Pacific Northwest

November, 2013
Regional Report

Favorite or New Plant

Winter Iris
For reliable winter color in your perennial bed, plant winter iris (Iris unguicularis). The flower buds first appear in October and are produced throughout the winter, opening in flushes during mild spells. The soft violet-colored flowers are nestled in the foliage and, like crocus, form on floral tubes (also called perianth tubes, they connect the ovary and the petals) rather than on stems. The sword-shaped foliage remains evergreen, but can be cut down in March to renew the plant. (The leaves look a little shop-worn by then!) Winter-flowering iris likes moderately rich, well-draining soil, and a spot that's sunny in winter but shady during the summer months. Be sure to cut some unopened flower buds and bring them indoors. When they open, they'll fill the room with the sweet scent of violets.

Clever Gardening Technique

Force Paperwhites
Paper white narcissus, including the yellow versions 'Grand Soleil d'Or' and 'Chinese Sacred Lily', grow well in a shallow container filled with water and pea gravel.

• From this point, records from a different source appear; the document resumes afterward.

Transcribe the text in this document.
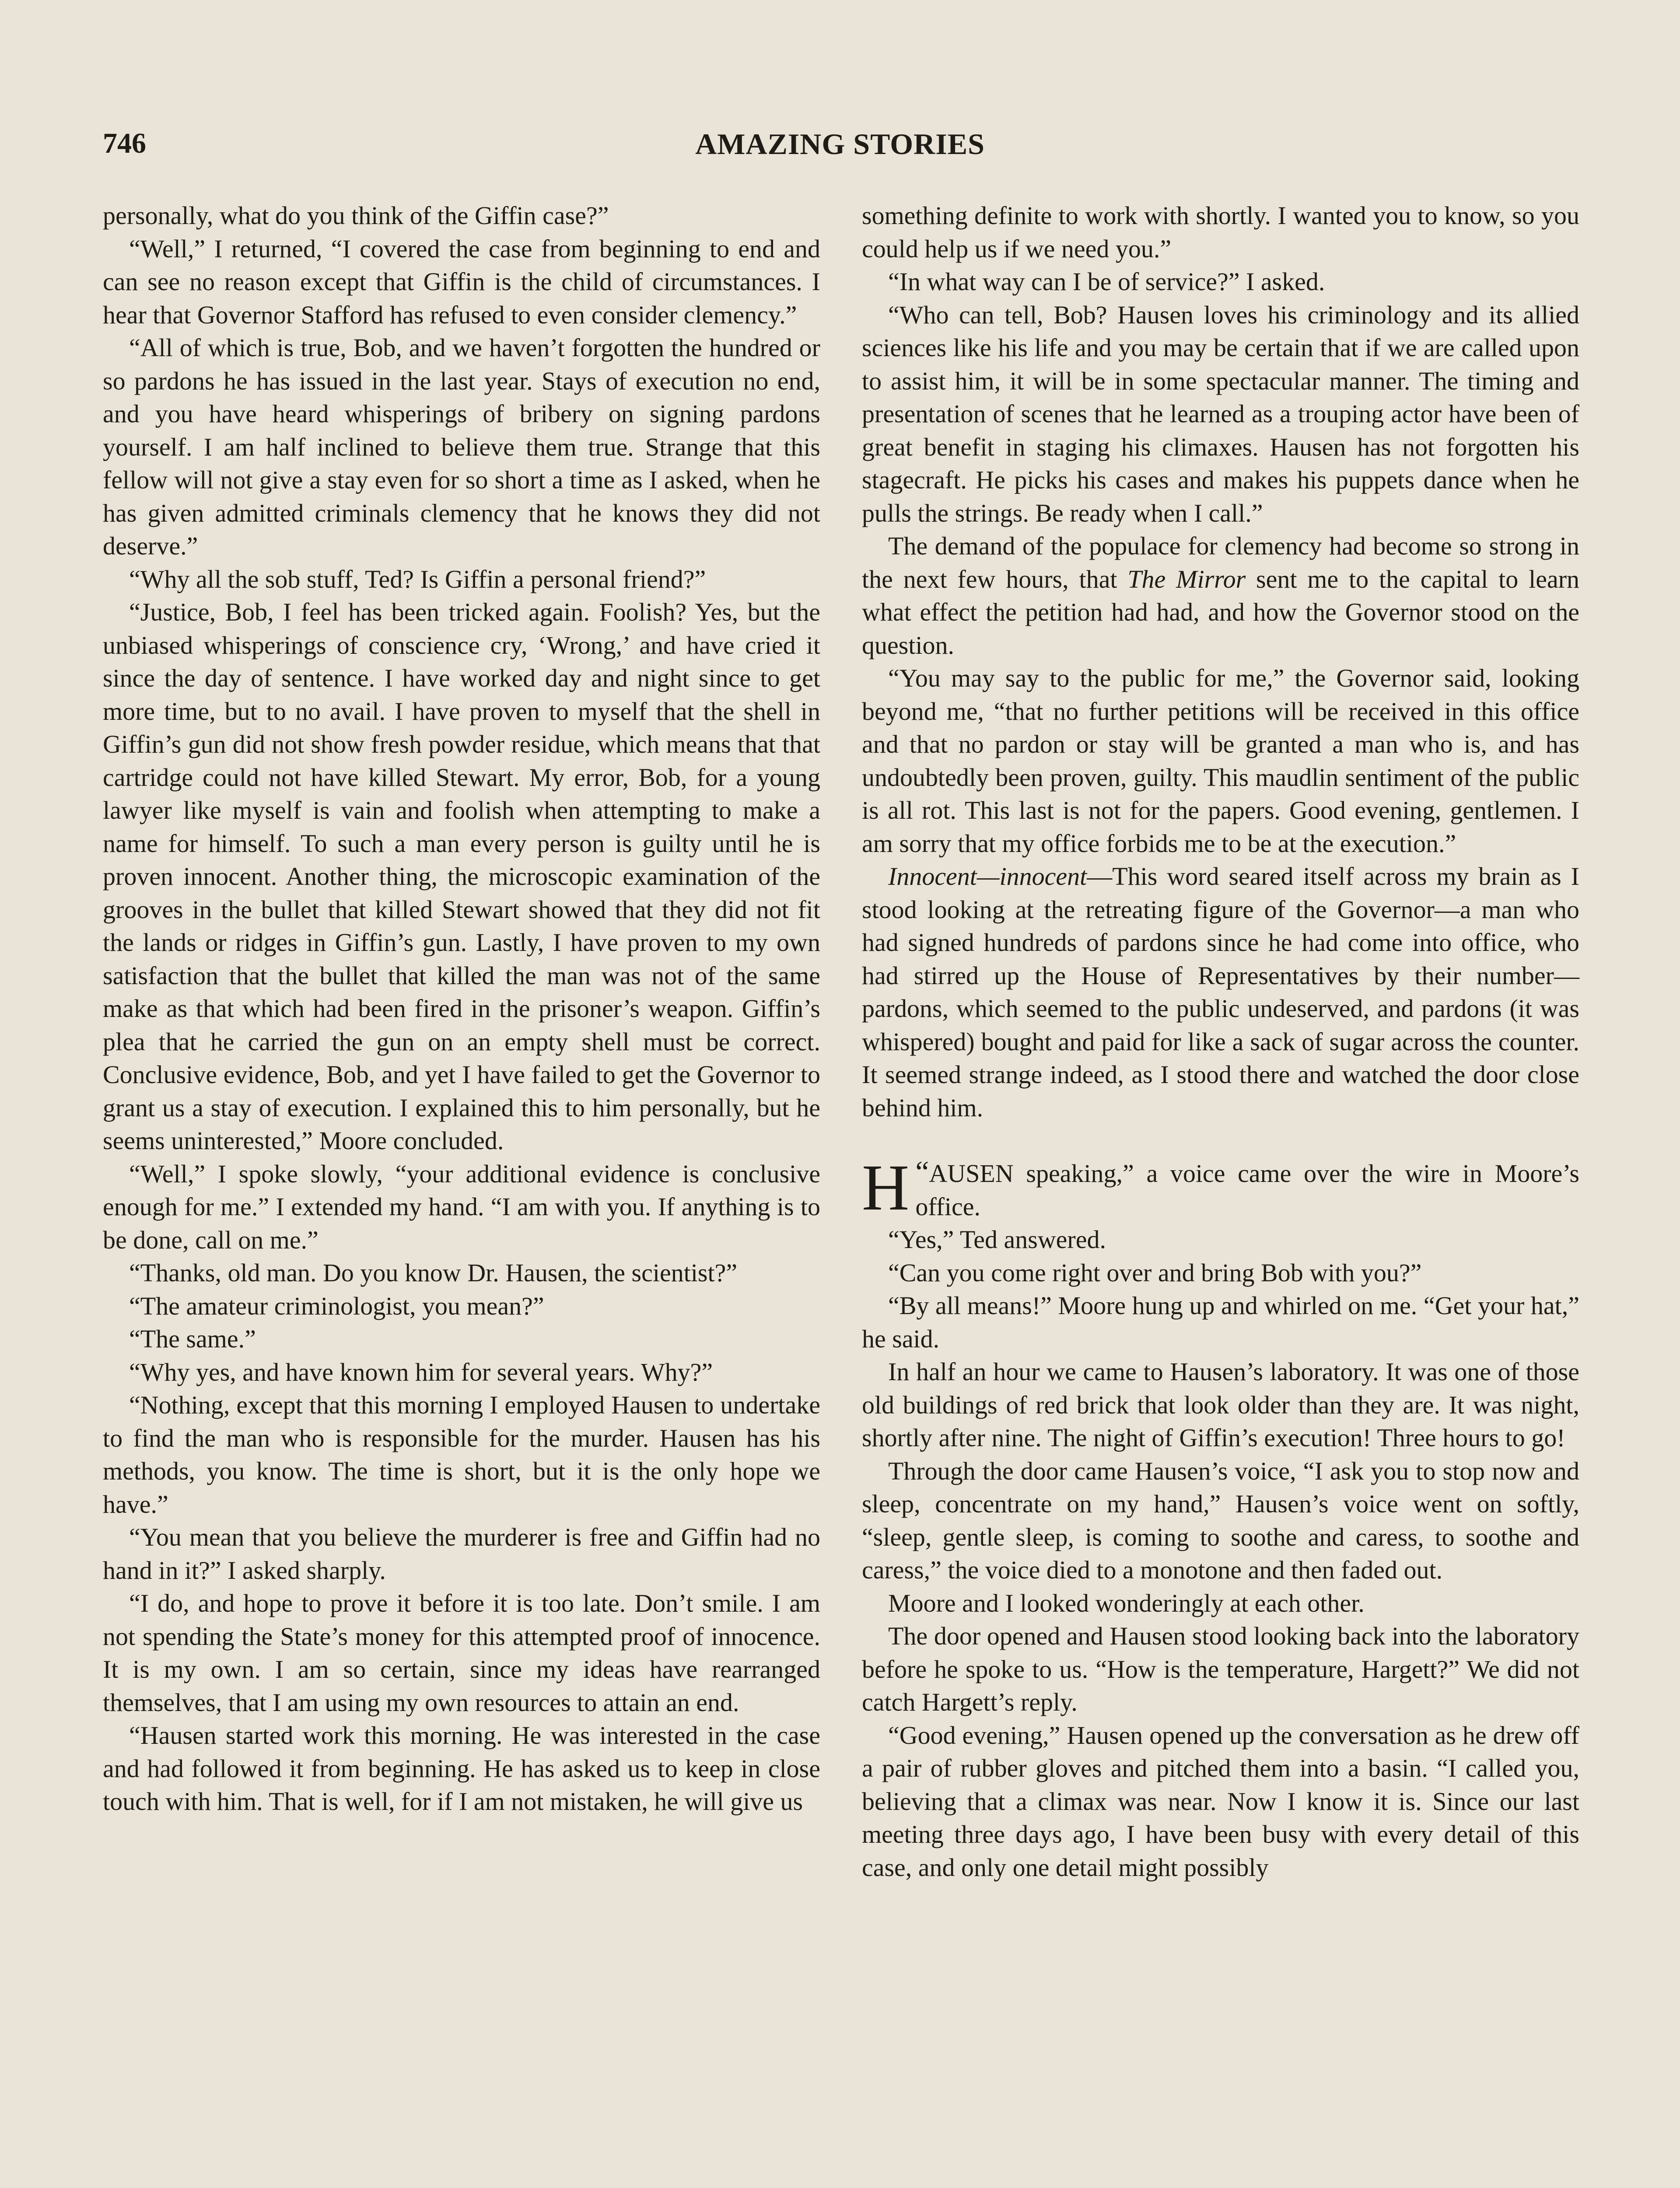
AMAZING STORIES
746

personally, what do you think of the Giffin case?”

“Well,” I returned, “I covered the case from beginning to end and can see no reason except that Giffin is the child of circumstances. I hear that Governor Stafford has refused to even consider clemency.”

“All of which is true, Bob, and we haven’t forgotten the hundred or so pardons he has issued in the last year. Stays of execution no end, and you have heard whisperings of bribery on signing pardons yourself. I am half inclined to believe them true. Strange that this fellow will not give a stay even for so short a time as I asked, when he has given admitted criminals clemency that he knows they did not deserve.”

“Why all the sob stuff, Ted? Is Giffin a personal friend?”

“Justice, Bob, I feel has been tricked again. Foolish? Yes, but the unbiased whisperings of conscience cry, ‘Wrong,’ and have cried it since the day of sentence. I have worked day and night since to get more time, but to no avail. I have proven to myself that the shell in Giffin’s gun did not show fresh powder residue, which means that that cartridge could not have killed Stewart. My error, Bob, for a young lawyer like myself is vain and foolish when attempting to make a name for himself. To such a man every person is guilty until he is proven innocent. Another thing, the microscopic examination of the grooves in the bullet that killed Stewart showed that they did not fit the lands or ridges in Giffin’s gun. Lastly, I have proven to my own satisfaction that the bullet that killed the man was not of the same make as that which had been fired in the prisoner’s weapon. Giffin’s plea that he carried the gun on an empty shell must be correct. Conclusive evidence, Bob, and yet I have failed to get the Governor to grant us a stay of execution. I explained this to him personally, but he seems uninterested,” Moore concluded.

“Well,” I spoke slowly, “your additional evidence is conclusive enough for me.” I extended my hand. “I am with you. If anything is to be done, call on me.”

“Thanks, old man. Do you know Dr. Hausen, the scientist?”

“The amateur criminologist, you mean?”

“The same.”

“Why yes, and have known him for several years. Why?”

“Nothing, except that this morning I employed Hausen to undertake to find the man who is responsible for the murder. Hausen has his methods, you know. The time is short, but it is the only hope we have.”

“You mean that you believe the murderer is free and Giffin had no hand in it?” I asked sharply.

“I do, and hope to prove it before it is too late. Don’t smile. I am not spending the State’s money for this attempted proof of innocence. It is my own. I am so certain, since my ideas have rearranged themselves, that I am using my own resources to attain an end.

“Hausen started work this morning. He was interested in the case and had followed it from beginning. He has asked us to keep in close touch with him. That is well, for if I am not mistaken, he will give us

something definite to work with shortly. I wanted you to know, so you could help us if we need you.”

“In what way can I be of service?” I asked.

“Who can tell, Bob? Hausen loves his criminology and its allied sciences like his life and you may be certain that if we are called upon to assist him, it will be in some spectacular manner. The timing and presentation of scenes that he learned as a trouping actor have been of great benefit in staging his climaxes. Hausen has not forgotten his stagecraft. He picks his cases and makes his puppets dance when he pulls the strings. Be ready when I call.”

The demand of the populace for clemency had become so strong in the next few hours, that The Mirror sent me to the capital to learn what effect the petition had had, and how the Governor stood on the question.

“You may say to the public for me,” the Governor said, looking beyond me, “that no further petitions will be received in this office and that no pardon or stay will be granted a man who is, and has undoubtedly been proven, guilty. This maudlin sentiment of the public is all rot. This last is not for the papers. Good evening, gentlemen. I am sorry that my office forbids me to be at the execution.”

Innocent—innocent—This word seared itself across my brain as I stood looking at the retreating figure of the Governor—a man who had signed hundreds of pardons since he had come into office, who had stirred up the House of Representatives by their number—pardons, which seemed to the public undeserved, and pardons (it was whispered) bought and paid for like a sack of sugar across the counter. It seemed strange indeed, as I stood there and watched the door close behind him.

“
H AUSEN speaking,” a voice came over the wire in Moore’s office.

“Yes,” Ted answered.

“Can you come right over and bring Bob with you?”

“By all means!” Moore hung up and whirled on me. “Get your hat,” he said.

In half an hour we came to Hausen’s laboratory. It was one of those old buildings of red brick that look older than they are. It was night, shortly after nine. The night of Giffin’s execution! Three hours to go!

Through the door came Hausen’s voice, “I ask you to stop now and sleep, concentrate on my hand,” Hausen’s voice went on softly, “sleep, gentle sleep, is coming to soothe and caress, to soothe and caress,” the voice died to a monotone and then faded out.

Moore and I looked wonderingly at each other.

The door opened and Hausen stood looking back into the laboratory before he spoke to us. “How is the temperature, Hargett?” We did not catch Hargett’s reply.

“Good evening,” Hausen opened up the conversation as he drew off a pair of rubber gloves and pitched them into a basin. “I called you, believing that a climax was near. Now I know it is. Since our last meeting three days ago, I have been busy with every detail of this case, and only one detail might possibly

The bulbs swell considerably during growth, so place them at least 1 inch apart in your container. A 6-inch pot hold three bulbs, and a 7-inch pot, five or six. Place bulbs so their necks stick out about 1/2 inch above the gravel surface. Fill with water to just below the gravel. For best growth, put pots in a dark location with temperatures from 40 degrees to 55 degrees F for two weeks, or until you have 2 to 4 inches of top growth and a vigorous bed of roots. Once top growth is visible, bring the pots into a bright, warm place. In about four weeks you'll have a mass of blooms with a heavenly fragrance.